The signac-flow package will select a different base script template depending on whether you are simply generating a script using the script command or whether you are submitting to a scheduling system with submit. In the latter case, the base script template is selected based on whether you are on any of the officially supported environments, and if not, whether one of the known scheduling system (torque or slurm) is available. This is a short illustration of that heuristic:

# The `script` command always uses the same base script template:
project.py script --> base_script='base_script.sh'

# On system with SLURM scheduler:
project.py submit --> base_script='slurm.sh' (extends 'base_script.sh')

# On XSEDE Comet
project.py submit --> base_script='comet.sh' (extends 'slurm.sh')

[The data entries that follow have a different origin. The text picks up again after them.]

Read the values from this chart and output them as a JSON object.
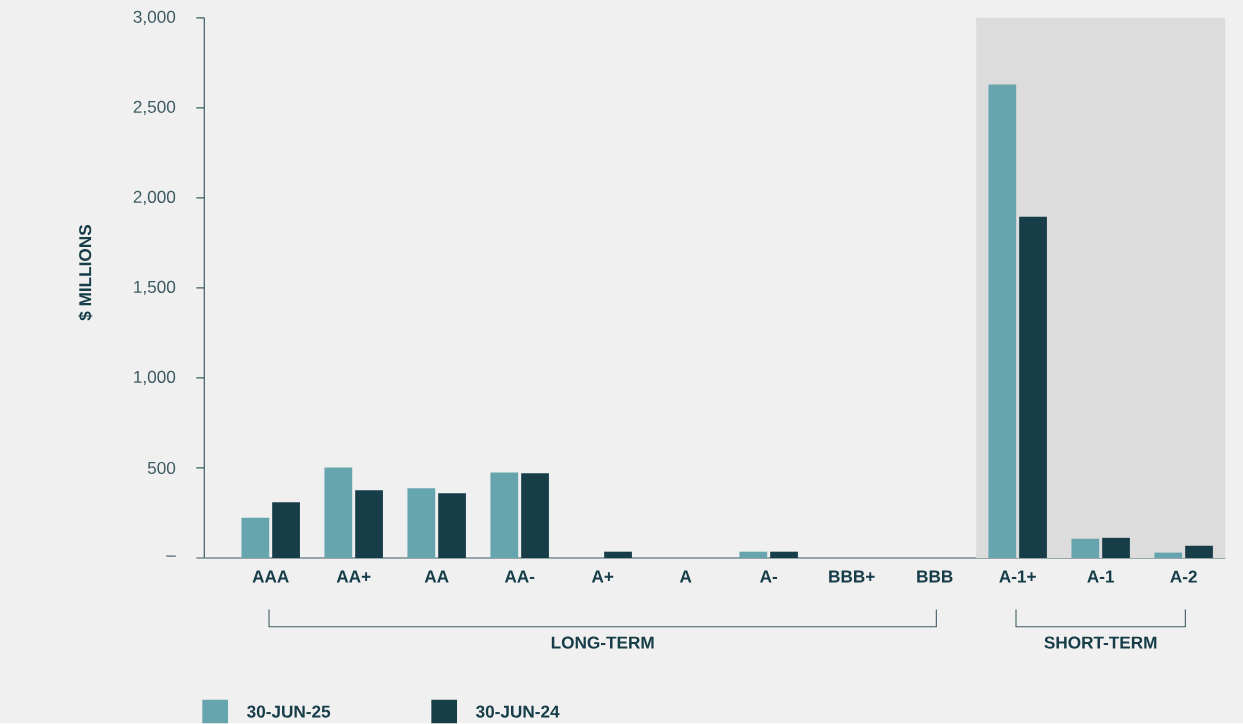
{
  "chart_data": {
    "type": "bar",
    "ylabel": "$ MILLIONS",
    "categories": [
      "AAA",
      "AA+",
      "AA",
      "AA-",
      "A+",
      "A",
      "A-",
      "BBB+",
      "BBB",
      "A-1+",
      "A-1",
      "A-2"
    ],
    "series": [
      {
        "name": "30-JUN-25",
        "color": "#67a5ae",
        "values": [
          224,
          503,
          387,
          475,
          0,
          0,
          35,
          0,
          0,
          2630,
          107,
          30
        ]
      },
      {
        "name": "30-JUN-24",
        "color": "#163d48",
        "values": [
          310,
          376,
          359,
          470,
          35,
          0,
          35,
          0,
          0,
          1895,
          112,
          68
        ]
      }
    ],
    "ylim": [
      0,
      3000
    ],
    "yticks": [
      {
        "value": 0,
        "label": "–"
      },
      {
        "value": 500,
        "label": "500"
      },
      {
        "value": 1000,
        "label": "1,000"
      },
      {
        "value": 1500,
        "label": "1,500"
      },
      {
        "value": 2000,
        "label": "2,000"
      },
      {
        "value": 2500,
        "label": "2,500"
      },
      {
        "value": 3000,
        "label": "3,000"
      }
    ],
    "bands": [
      {
        "axis": "x",
        "from": "A-1+",
        "to": "A-2",
        "color": "#dcdcdc"
      }
    ],
    "annotations": [
      "LONG-TERM",
      "SHORT-TERM"
    ],
    "legend": "bottom left",
    "grid": false
  }
}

Regardless of which base script template you are actually extending from, all templates shipped with flow follow the same basic structure:

resources
Calculation of the total resources required for the execution of this (submission) script.
header
Directives for the scheduling system such as the cluster job name and required resources. This block is empty for shell script templates.
project_header
Commands that should be executed once before the execution of operations, such as switching into the project root directory or setting up the software environment.
body
All commands required for the actual execution of operations.
Any commands that should be executed at the very end of the script.

Execution Directives

Available directives

Any FlowProject operation can be amended with so called execution directives. For example, to specify that we want to parallelize a particular operation on 4 processing units, we would provide the np=4 directive:

from flow import FlowProject, directives
from multiprocessing import Pool

@FlowProject.operation
@directives(np=4)
def hello(job):
    with Pool(4) as pool:
      print("hello", job)

All directives are essentially conventions, the np directive in particular means that this particular operation requires 4 processors for execution. The following directives are respected by all base templates shipped with signac-flow:

executable
Specify which Python executable should be used to execute this operation. Defaults to the one used to generate the script (sys.executable).
np
The total number of processing units required for this operation.
nranks
The number of MPI ranks required for this operation. The command will be prefixed with environment specific MPI command, e.g.: mpiexec -n 4. The value for np will default to nranks unless specified separately.
omp_num_threads
The number of OpenMP threads. The value for np will default to: “nranks x omp_num_threads” unless otherwise specified.
ngpu
The number of GPUs required for this operation.

Execution Modes

Using these directives and their combinations allows us to realize the following essential execution modes:

serial:

@flow.directives()

This operation is a simple serial process, no directive needed.

parallelized:

@flow.directives(np=4)

This operation requires 4 processing units.

MPI parallelized:

@flow.directives(nranks=4)

This operation will be executed on 4 MPI ranks.

MPI/OpenMP Hybrid:

@flow.directives(nranks=4, omp_num_threads=2)

This operation will be executed on 4 MPI ranks with 2 OpenMP threads per rank.

GPU:

@flow.directives(ngpu=1)

The operation requires one GPU for execution.